Give yourself a 2 percent raise this year

What will it take for the housing market and employment to
really improve? It really boils down to the two greatest economic
factors of all: supply and demand.
What will it take for the housing market and employment to really improve? It really boils down to the two greatest economic factors of all: supply and demand.

What needs to happen in the labor market? Ideally, a swift rise in consumer demand for goods and services in 2011 spurs businesses to hire, with no need for another costly federal stimulus. About 125,000 people enter the U.S. labor force every month, so job creation needs to hit that level just to tread water in terms of employment-to-population ratio. Data from the Brookings Institution shows that 280,000 new positions emerged monthly at the peak of job creation in the 2000s. Back in 1994, the economy was creating an average of 321,000 new jobs a month.

As 2010 drew to a close, our economy wasn’t anywhere near that. According to the Labor Department, 71,000 new non-farm jobs were created in November and 103,000 new non-farm jobs in December.

Last month, the government said that private payrolls grew by 113,000 (297,000 according to payroll services provider ADP). Yet the December report also indicated a 1.3 million month-over-month rise in the population of discouraged workers who had simply stopped seeking jobs.

On Dec. 7, Federal Reserve chairman Ben Bernanke told the Senate Budget Committee that while we were seeing a “self-sustaining” economic recovery, the jobless rate would likely remain elevated through 2015 or 2016.

Perhaps 2011 could be better than we expect. A Manpower Inc. survey of employers in December found that 73 percent foresaw no change in the pace of hiring at their firms for the first quarter of 2011.

However, the survey did find that seasonally adjusted hiring was projected to rise from 5 percent in the past quarter to 9 percent in first quarter of 2011. That represents a significant jump in net hiring and suggests either the perception or reality of rising demand in some industries.

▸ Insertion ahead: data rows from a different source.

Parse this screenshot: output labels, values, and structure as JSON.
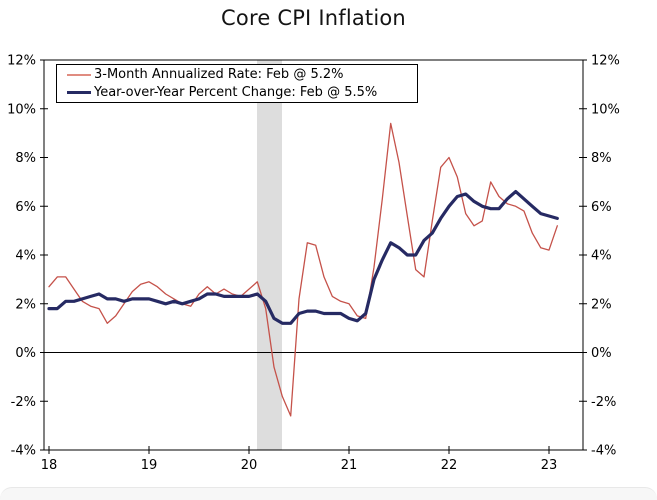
{
  "page": {
    "title": "Core CPI Inflation"
  },
  "colors": {
    "axis": "#000000",
    "background": "#ffffff",
    "recession_band": "#DDDDDD",
    "series_3m": "#C5524A",
    "series_3m_legend_swatch": "#E08C80",
    "series_yoy": "#262A63",
    "bottom_strip": "#f7f7f7"
  },
  "chart_data": {
    "type": "line",
    "title": "Core CPI Inflation",
    "xlabel": "",
    "ylabel": "",
    "grid": "off",
    "legend_position": "top-left",
    "xlim": [
      2017.95,
      2023.34
    ],
    "ylim": [
      -4,
      12
    ],
    "zero_line": 0,
    "x_start": 2018.0,
    "x_step_years": 0.0833333,
    "x_tick_values": [
      2018,
      2019,
      2020,
      2021,
      2022,
      2023
    ],
    "x_tick_labels": [
      "18",
      "19",
      "20",
      "21",
      "22",
      "23"
    ],
    "y_tick_values": [
      -4,
      -2,
      0,
      2,
      4,
      6,
      8,
      10,
      12
    ],
    "y_tick_labels": [
      "-4%",
      "-2%",
      "0%",
      "2%",
      "4%",
      "6%",
      "8%",
      "10%",
      "12%"
    ],
    "y_axis_sides": "both",
    "recession_band": {
      "from": 2020.08,
      "to": 2020.33,
      "color": "#DDDDDD"
    },
    "series": [
      {
        "name": "3-Month Annualized Rate",
        "legend_label": "3-Month Annualized Rate: Feb @ 5.2%",
        "latest_point": {
          "label": "Feb",
          "value": 5.2
        },
        "color": "#C5524A",
        "legend_swatch_color": "#E08C80",
        "stroke_width": 1.3,
        "values": [
          2.7,
          3.1,
          3.1,
          2.6,
          2.1,
          1.9,
          1.8,
          1.2,
          1.5,
          2.0,
          2.5,
          2.8,
          2.9,
          2.7,
          2.4,
          2.2,
          2.0,
          1.9,
          2.4,
          2.7,
          2.4,
          2.6,
          2.4,
          2.3,
          2.6,
          2.9,
          1.8,
          -0.6,
          -1.8,
          -2.6,
          2.2,
          4.5,
          4.4,
          3.1,
          2.3,
          2.1,
          2.0,
          1.5,
          1.4,
          3.5,
          6.3,
          9.4,
          7.8,
          5.6,
          3.4,
          3.1,
          5.4,
          7.6,
          8.0,
          7.2,
          5.7,
          5.2,
          5.4,
          7.0,
          6.4,
          6.1,
          6.0,
          5.8,
          4.9,
          4.3,
          4.2,
          5.2
        ]
      },
      {
        "name": "Year-over-Year Percent Change",
        "legend_label": "Year-over-Year Percent Change: Feb @ 5.5%",
        "latest_point": {
          "label": "Feb",
          "value": 5.5
        },
        "color": "#262A63",
        "legend_swatch_color": "#262A63",
        "stroke_width": 3.2,
        "values": [
          1.8,
          1.8,
          2.1,
          2.1,
          2.2,
          2.3,
          2.4,
          2.2,
          2.2,
          2.1,
          2.2,
          2.2,
          2.2,
          2.1,
          2.0,
          2.1,
          2.0,
          2.1,
          2.2,
          2.4,
          2.4,
          2.3,
          2.3,
          2.3,
          2.3,
          2.4,
          2.1,
          1.4,
          1.2,
          1.2,
          1.6,
          1.7,
          1.7,
          1.6,
          1.6,
          1.6,
          1.4,
          1.3,
          1.6,
          3.0,
          3.8,
          4.5,
          4.3,
          4.0,
          4.0,
          4.6,
          4.9,
          5.5,
          6.0,
          6.4,
          6.5,
          6.2,
          6.0,
          5.9,
          5.9,
          6.3,
          6.6,
          6.3,
          6.0,
          5.7,
          5.6,
          5.5
        ]
      }
    ]
  }
}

The Bureau of Economic Analysis recently reported a 3.4 percent year-over-year rise in disposable personal incomes for the third quarter of 2010, which would seem to promote a consumer spending increase.

Federal Reserve data showed consumer credit card debt ticking back up by 0.6 percent in September and 1.7 percent in October after months of decreases; this is another potential sign of a rebound in consumer spending and consumer confidence.

What needs to happen in real estate? Well, two key factors do seem to be in place to encourage a rebound. Interest rates on 30-year conventional home loans are still below 5 percent.

Compare that with 9.4 percent as recently as the early part of 1989. The Standard & Poor’s/Case-Shiller Home Price Index tells us that existing home prices dropped 29.6 percent between July 2006 and October 2010, and some analysts see them falling further. But two cold, hard facts remain in the way of a recovery.

You can’t buy a home if you don’t have a job. Unemployment and its cousin underemployment represent the biggest drag on the real estate market – thwarting purchases, reducing demand, and hastening delinquencies and foreclosures.

You can’t readily sell your home if it is “underwater”. The latest CoreLogic Inc. data shows that 22.5 percent of U.S. homeowners owe more than their residences are worth.

During 2009-2010, any sense of momentum or recovery seemed a product of government intervention. The homebuyer tax credit led to a spike in sales, then a reversal. Turning from the month-to-month “weather” of the real estate market to year-over-year numbers, you would think things couldn’t get any worse: according to the latest figures (November), existing home sales were down 27.9 percent year-over-year and new home sales down 21.2 percent from 12 months before.

However, some of the “weather” bears studying; things did get sunnier during 2010 in some respects. Mortgage rates didn’t rocket north when the Fed ended its campaign to buy mortgage-backed securities last March. (The European debt crisis had an effect.)

Existing home sales rose by 5.6 percent in November, and the rate of new home purchases also improved by 5.5 percent. Pending home sales, as tracked by the National Association of Realtors, were up a record 10.4 percent in October and up another 3.5 percent for November.

Ideally, 2011 brings some kind of sweet spot for the residential real estate sector where job creation ramps up while mortgage rates remain historically low for a few months. That could contribute nicely toward a recovery in the sector in 2012.